Il gol del sorpasso arriva da un calcio di rigore conquistato da Manuel Lazzari. Dal dischetto Zaccagni ha dimostrato freddezza, spiazzando il portiere con un tiro preciso e chiudendo un match che alla vigilia poteva sembrare complicato, soprattutto considerando la maggiore difficoltà incontrata rispetto alle precedenti amichevoli estive. La squadra di Gennaro Gattuso ha mostrato carattere ribaltando per la quarta volta in questa fase preparatoria una situazione di svantaggio, ma restano da limare alcune disattenzioni tecniche che potrebbero pesare nella stagione vera.

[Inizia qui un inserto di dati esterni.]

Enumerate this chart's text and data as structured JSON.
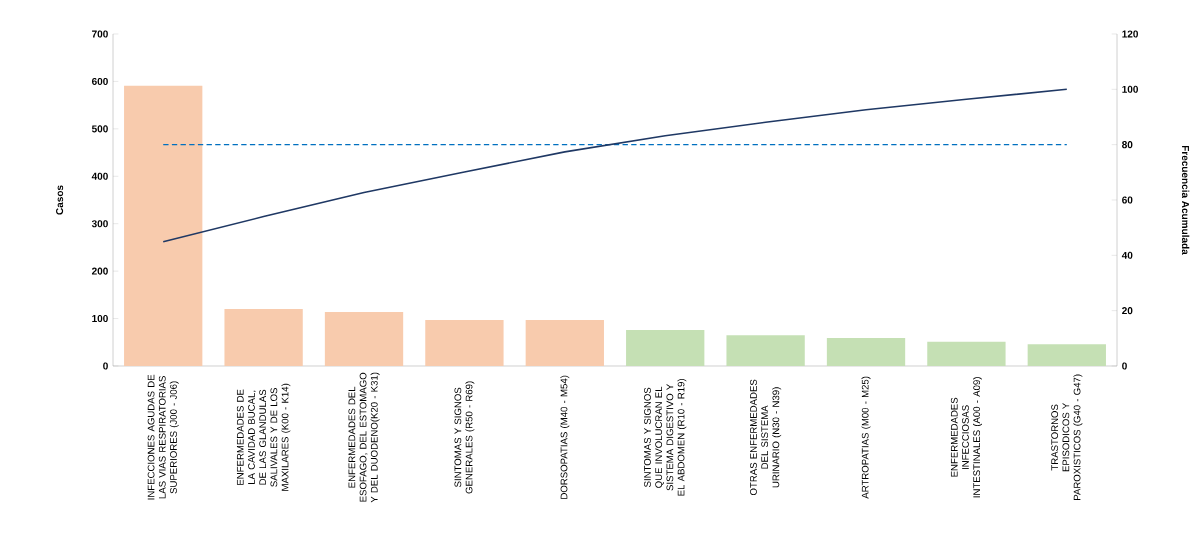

Secondo le informazioni riportate da www.lazionews24.com, il precampionato ha consegnato più di un’indicazione tecnica: Zaccagni non è solo un realizzatore, ma un leader emergente. Le qualità mostrate in estate lasciano intravedere un ruolo chiave nel progetto tattico di Gattuso, dove la sua capacità di incidere in zona gol e di prendere decisioni decisive può rivelarsi determinante per il cammino biancoceleste. Sarà la Coppa Italia contro il Mantova il primo banco di prova ufficiale per il nuovo Zaccagni e per la squadra tutta, un momento di verifica che potrà confermare o mettere in discussione le certezze nate in estate.
L’estate biancoceleste si chiude così con questo segnale forte: quando serve, la Lazio ha il suo uomo di riferimento pronto a trascinare la squadra in partita e segnare la differenza. Una responsabilità che Zaccagni sembra voglia e saper assumersi, ripartendo da sé stesso per provare a guidare una stagione che si preannuncia intensa e ricca di sfide.